Xavier Rauscher, a British based specialist in the laws of conflict, wrote in the International Jurist that the ICC had been subjected to a litany of complaints as it “offers even less value for money, having so far yielded only a dozen arrest warrants and indictments, all relating to Africa.”
Nevertheless he added the ICC’s supporters could justifiably argue the court’s existence had huge indirect benefits and sent a powerful message, “signaling to wrongdoers all over the world that their misdeeds risk retribution and that might does not always equal right.”
The ECCC has spent about $30 million a year since investigations began five years ago, a third or more cheaper than the ICTR and ICTY. Costs are kept down by combining locals with international staff in a hybrid system of Cambodian and international laws.
As a result the ECCC has been dubbed the most complicated war crimes tribunal since Nuremberg, established to try Nazis in the aftermath World War II but this has not stopped the UN from emulating this model in Sierra Leone and Lebanon.
ECCC sources said foreign judges and lawyers were being paid between $120,000 and $150,000 a year which was could hardly be considered exorbitant when compared with a Western banker or a defence attorney in the US or a prosecutor in London. Local ECCC staff make about half the amount paid to internationals.
But the carping by critics has been relentless and Adams is among the harshest, particularly over whether further indictments should be issued for Case 003 and 004 involving another five lower ranked cadre who were allegedly involved in the slaughter.
About 800,000 people are thought to have died violently, the rest lost their lives through starvation, illness and exhaustion brought on by forced labour camps.
Joining Adams is another fierce critic, the George Soros funded Open Society Justice Initiative, which is urging the UN to establish an inquiry into allegations of judicial misconduct involving investigations into those potential prosecutions.
Adams’ claims are ambitious and a little shrill.
He has also said there was wide agreement in UN circles that the ECCC “is a mistake that should never be repeated elsewhere” and that the reputation of the UN in Cambodia was at stake unless it acts “to reverse the ECCC’s descent into quagmire”.
There are also concerns over the appointment of judges and lawyers.
The ECCC has taken significant steps to reduce costs and hasten the pace of the hearings amid fears the three currently before the court will die of old age before justice is served.
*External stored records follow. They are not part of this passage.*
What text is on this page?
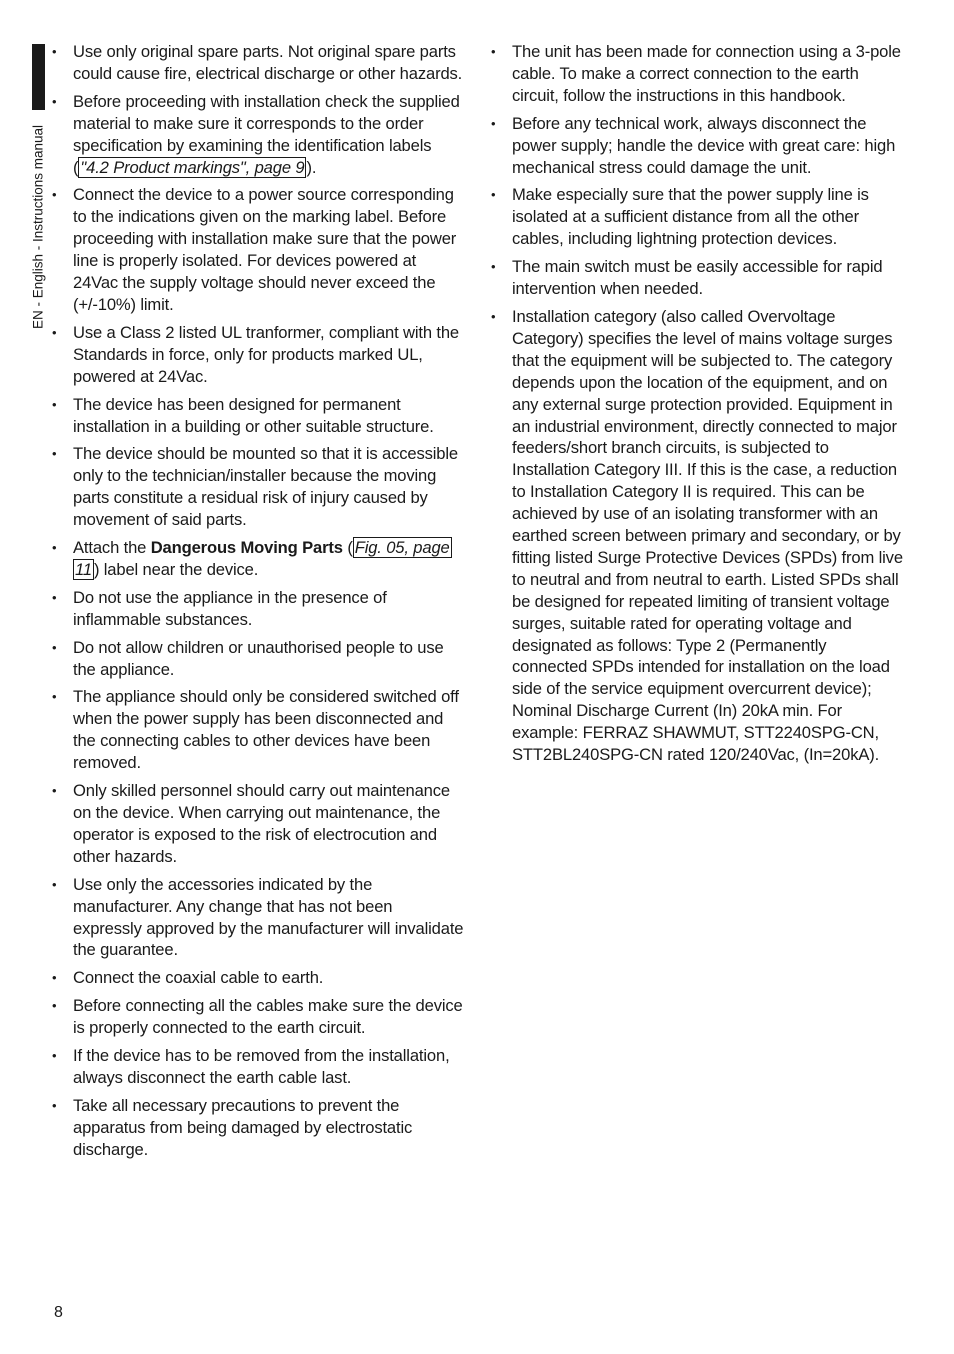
EN - English - Instructions manual
• Use only original spare parts. Not original spare parts could cause fire, electrical discharge or other hazards.
• Before proceeding with installation check the supplied material to make sure it corresponds to the order specification by examining the identification labels ( "4.2 Product markings", page 9 ).
• Connect the device to a power source corresponding to the indications given on the marking label. Before proceeding with installation make sure that the power line is properly isolated. For devices powered at 24Vac the supply voltage should never exceed the (+/-10%) limit.
• Use a Class 2 listed UL tranformer, compliant with the Standards in force, only for products marked UL, powered at 24Vac.
• The device has been designed for permanent installation in a building or other suitable structure.
• The device should be mounted so that it is accessible only to the technician/installer because the moving parts constitute a residual risk of injury caused by movement of said parts.
• Attach the Dangerous Moving Parts ( Fig. 05, page 11 ) label near the device.
• Do not use the appliance in the presence of inflammable substances.
• Do not allow children or unauthorised people to use the appliance.
• The appliance should only be considered switched off when the power supply has been disconnected and the connecting cables to other devices have been removed.
• Only skilled personnel should carry out maintenance on the device. When carrying out maintenance, the operator is exposed to the risk of electrocution and other hazards.
• Use only the accessories indicated by the manufacturer. Any change that has not been expressly approved by the manufacturer will invalidate the guarantee.
• Connect the coaxial cable to earth.
• Before connecting all the cables make sure the device is properly connected to the earth circuit.
• If the device has to be removed from the installation, always disconnect the earth cable last.
• Take all necessary precautions to prevent the apparatus from being damaged by electrostatic discharge.
• The unit has been made for connection using a 3-pole cable. To make a correct connection to the earth circuit, follow the instructions in this handbook.
• Before any technical work, always disconnect the power supply; handle the device with great care: high mechanical stress could damage the unit.
• Make especially sure that the power supply line is isolated at a sufficient distance from all the other cables, including lightning protection devices.
• The main switch must be easily accessible for rapid intervention when needed.
• Installation category (also called Overvoltage Category) specifies the level of mains voltage surges that the equipment will be subjected to. The category depends upon the location of the equipment, and on any external surge protection provided. Equipment in an industrial environment, directly connected to major feeders/short branch circuits, is subjected to Installation Category III. If this is the case, a reduction to Installation Category II is required. This can be achieved by use of an isolating transformer with an earthed screen between primary and secondary, or by fitting listed Surge Protective Devices (SPDs) from live to neutral and from neutral to earth. Listed SPDs shall be designed for repeated limiting of transient voltage surges, suitable rated for operating voltage and designated as follows: Type 2 (Permanently connected SPDs intended for installation on the load side of the service equipment overcurrent device); Nominal Discharge Current (In) 20kA min. For example: FERRAZ SHAWMUT, STT2240SPG-CN, STT2BL240SPG-CN rated 120/240Vac, (In=20kA).
8
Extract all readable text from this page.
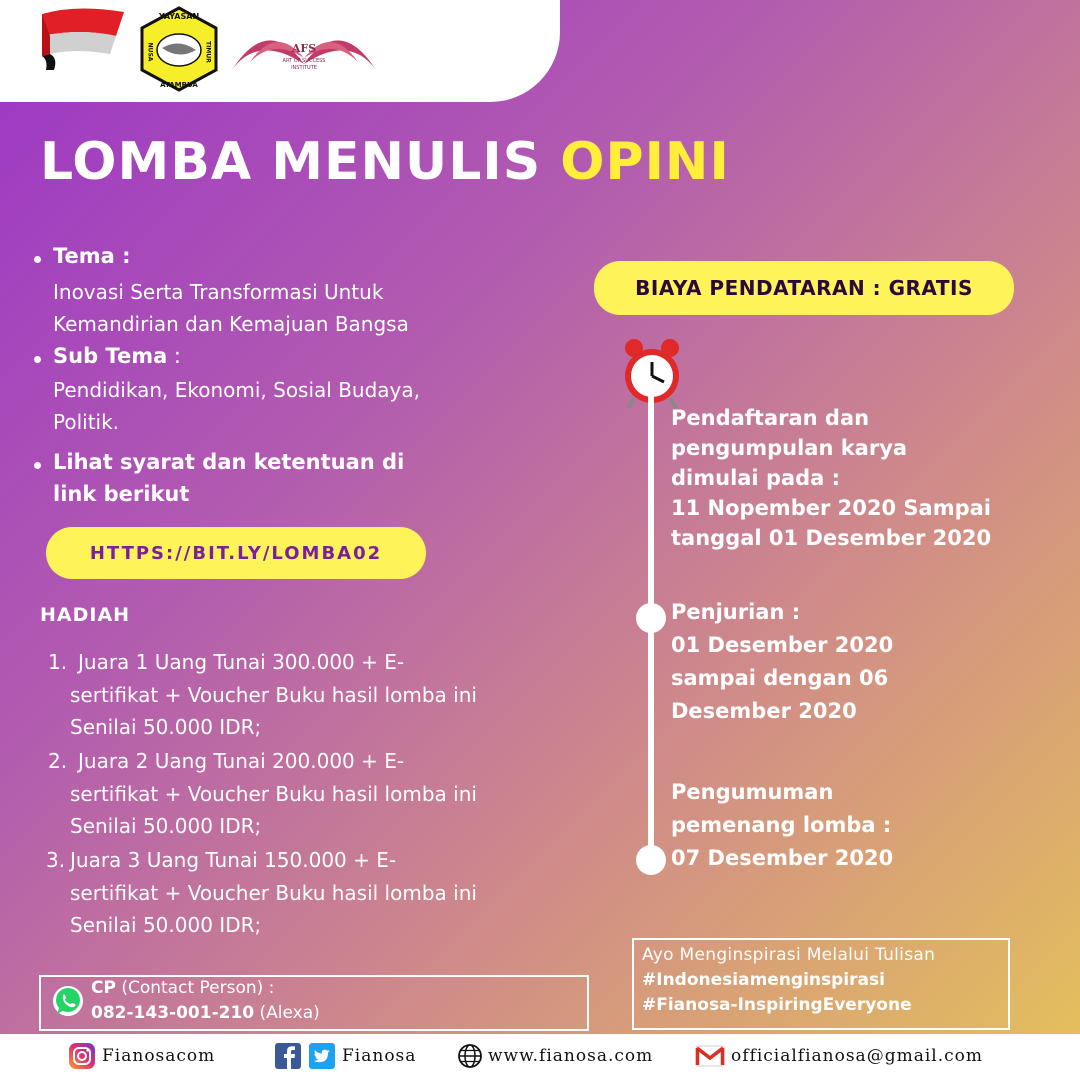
YAYASAN
ATAMBUA
NUSA	TIMUR	AFS
ART OF SUCCESS
INSTITUTE
LOMBA MENULIS OPINI
Tema :
Inovasi Serta Transformasi Untuk
Kemandirian dan Kemajuan Bangsa
Sub Tema :
Pendidikan, Ekonomi, Sosial Budaya,
Politik.
Lihat syarat dan ketentuan di
link berikut
HTTPS://BIT.LY/LOMBA02
HADIAH
1. Juara 1 Uang Tunai 300.000 + E-
sertifikat + Voucher Buku hasil lomba ini
Senilai 50.000 IDR;
2. Juara 2 Uang Tunai 200.000 + E-
sertifikat + Voucher Buku hasil lomba ini
Senilai 50.000 IDR;
3. Juara 3 Uang Tunai 150.000 + E-
sertifikat + Voucher Buku hasil lomba ini
Senilai 50.000 IDR;
BIAYA PENDATARAN : GRATIS
Pendaftaran dan
pengumpulan karya
dimulai pada :
11 Nopember 2020 Sampai
tanggal 01 Desember 2020
Penjurian :
01 Desember 2020
sampai dengan 06
Desember 2020
Pengumuman
pemenang lomba :
07 Desember 2020
CP (Contact Person) :
082-143-001-210 (Alexa)
Ayo Menginspirasi Melalui Tulisan
#Indonesiamenginspirasi
#Fianosa-InspiringEveryone
Fianosacom	Fianosa	www.fianosa.com	officialfianosa@gmail.com
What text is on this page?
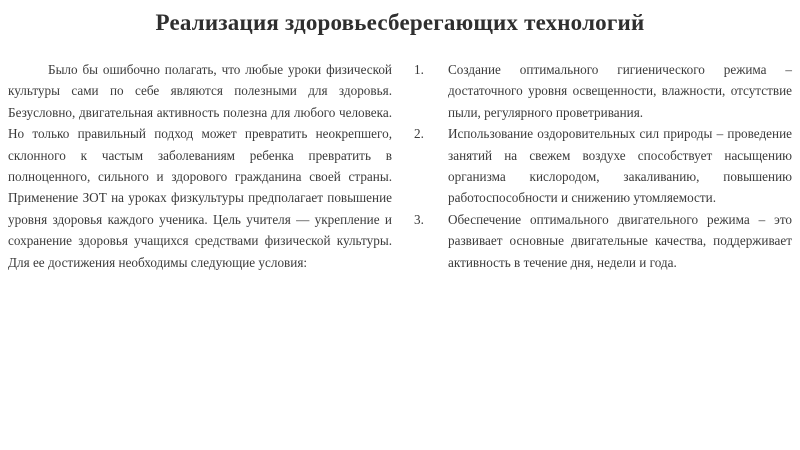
Реализация здоровьесберегающих технологий

Было бы ошибочно полагать, что любые уроки физической культуры сами по себе являются полезными для здоровья. Безусловно, двигательная активность полезна для любого человека. Но только правильный подход может превратить неокрепшего, склонного к частым заболеваниям ребенка превратить в полноценного, сильного и здорового гражданина своей страны. Применение ЗОТ на уроках физкультуры предполагает повышение уровня здоровья каждого ученика. Цель учителя — укрепление и сохранение здоровья учащихся средствами физической культуры. Для ее достижения необходимы следующие условия:

1. Создание оптимального гигиенического режима – достаточного уровня освещенности, влажности, отсутствие пыли, регулярного проветривания.
2. Использование оздоровительных сил природы – проведение занятий на свежем воздухе способствует насыщению организма кислородом, закаливанию, повышению работоспособности и снижению утомляемости.
3. Обеспечение оптимального двигательного режима – это развивает основные двигательные качества, поддерживает активность в течение дня, недели и года.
This includes splitting Case 002 into mini-trials with the current tribunal dealing crimes against humanity.
Costs aside, Rauscher added there were real advantages to the hybrid system.
Importantly, justice is rendered to international standards and hybrids tended to be more respectful of sovereignty as opposed to a fully-fledged international court. As such this mix of the domestic and international also increases the legitimacy of the court in the eyes of the public.
That recognition is on show on the manicured lawns outside the ECCC where survivors of Pol Pot’s regime queue-up with monks, farmers and school children, all hoping for a front row seat of the most important show in town.
About 100,000 people have visited the court. Hearings are broadcast live and most Cambodians are for the first time hearing for themselves what happened here when their families and friends — like their livelihoods and culture – were obliterated in one of the great tragedies of the 20th century.
Once Case 002 concludes the ECCC will probably have racked up a bill around $200 million, that’s about $100 for every person who died here when the Khmer Rouge ran what they called Democratic Kampuchea.
And according to people like Olsen and Jarvis and the thousands that arrive here each week in buses and cattle trucks to catch a glimpse of Pol Pot’s surviving comrades, that’s not a bad deal.